Using this definition on our asset we see for example:
  • The Ulcer Ratio over 5 years of Gold-USD Aggressive Sub-strategy is 15 , which is higher, thus worse compared to the benchmark GLD (7.82 ) in the same period.
  • Compared with GLD (6.01 ) in the period of the last 3 years, the Ulcer Ratio of 7.88 is greater, thus worse.

MaxDD:

'Maximum drawdown is defined as the peak-to-trough decline of an investment during a specific period. It is usually quoted as a percentage of the peak value. The maximum drawdown can be calculated based on absolute returns, in order to identify strategies that suffer less during market downturns, such as low-volatility strategies. However, the maximum drawdown can also be calculated based on returns relative to a benchmark index, for identifying strategies that show steady outperformance over time.'

Applying this definition to our asset in some examples:
  • Compared with the benchmark GLD (-26.2 days) in the period of the last 5 years, the maximum reduction from previous high of -34.6 days of Gold-USD Aggressive Sub-strategy is smaller, thus worse.
  • Compared with GLD (-26.2 days) in the period of the last 3 years, the maximum DrawDown of -20 days is larger, thus better.

MaxDuration:

'The Drawdown Duration is the length of any peak to peak period, or the time between new equity highs. The Max Drawdown Duration is the worst (the maximum/longest) amount of time an investment has seen between peaks (equity highs) in days.'

Using this definition on our asset we see for example:
  • Looking at the maximum time in days below previous high water mark of 609 days in the last 5 years of Gold-USD Aggressive Sub-strategy, we see it is relatively greater, thus worse in comparison to the benchmark GLD (436 days)
  • Compared with GLD (102 days) in the period of the last 3 years, the maximum time in days below previous high water mark of 271 days is larger, thus worse.

AveDuration:

'The Drawdown Duration is the length of any peak to peak period, or the time between new equity highs. The Avg Drawdown Duration is the average amount of time an investment has seen between peaks (equity highs), or in other terms the average of time under water of all drawdowns.

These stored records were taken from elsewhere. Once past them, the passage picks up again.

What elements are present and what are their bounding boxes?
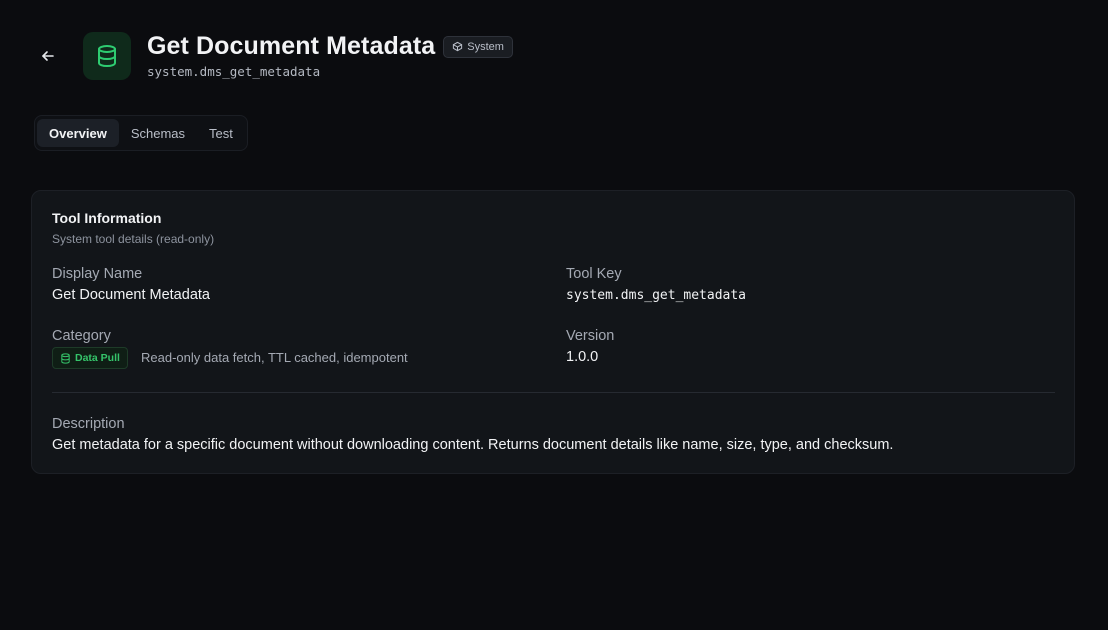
- page-title: Get Document Metadata: [147, 32, 436, 60]
- version-label: Version: [566, 328, 615, 344]
- database-icon: [98, 45, 116, 67]
- tool-key-label: Tool Key: [566, 266, 622, 282]
- description-label: Description: [52, 416, 125, 432]
- tab-overview[interactable]: Overview: [37, 119, 119, 147]
- database-icon: [61, 352, 70, 364]
- tab-test[interactable]: Test: [197, 119, 245, 147]
- category-description: Read-only data fetch, TTL cached, idempo…: [141, 350, 408, 365]
- tool-key-subtitle: system.dms_get_metadata: [147, 64, 321, 79]
- tool-key-value: system.dms_get_metadata: [566, 288, 747, 303]
- card-title: Tool Information: [52, 210, 162, 226]
- title-row: Get Document Metadata System: [147, 32, 513, 61]
- version-value: 1.0.0: [566, 349, 599, 365]
- category-label: Category: [52, 328, 111, 344]
- card-subtitle: System tool details (read-only): [52, 232, 215, 246]
- tab-schemas[interactable]: Schemas: [119, 119, 197, 147]
- tool-information-card: Tool Information System tool details (re…: [31, 190, 1075, 474]
- tool-icon-container: [83, 32, 131, 80]
- tab-bar: Overview Schemas Test: [34, 115, 248, 151]
- display-name-label: Display Name: [52, 266, 143, 282]
- system-badge-label: System: [467, 40, 504, 53]
- category-badge: Data Pull: [52, 347, 128, 369]
- divider: [52, 392, 1055, 393]
- arrow-left-icon: [42, 51, 54, 61]
- display-name-value: Get Document Metadata: [52, 287, 210, 303]
- description-value: Get metadata for a specific document wit…: [52, 437, 894, 453]
- system-badge: System: [443, 35, 513, 58]
- box-icon: [453, 41, 463, 52]
- category-badge-label: Data Pull: [75, 352, 120, 364]
- back-button[interactable]: [36, 44, 60, 68]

So in contrast to the Maximum duration it does not measure only one drawdown event but calculates the average of all.'

Using this definition on our asset we see for example:
  • Looking at the average days under water of 173 days in the last 5 years of Gold-USD Aggressive Sub-strategy, we see it is relatively higher, thus worse in comparison to the benchmark GLD (100 days)
  • Compared with GLD (24 days) in the period of the last 3 years, the average time in days below previous high water mark of 71 days is higher, thus worse.

Performance (YTD)

Historical returns have been extended using synthetic data.

Allocations ()

Allocations

Returns (%)

  • Note that yearly returns do not equal the sum of monthly returns due to compounding.
  • Performance results of Gold-USD Aggressive Sub-strategy are hypothetical and do not account for slippage, fees or taxes.
  • Results may be based on backtesting, which has many inherent limitations, some of which are described in our Terms of Use.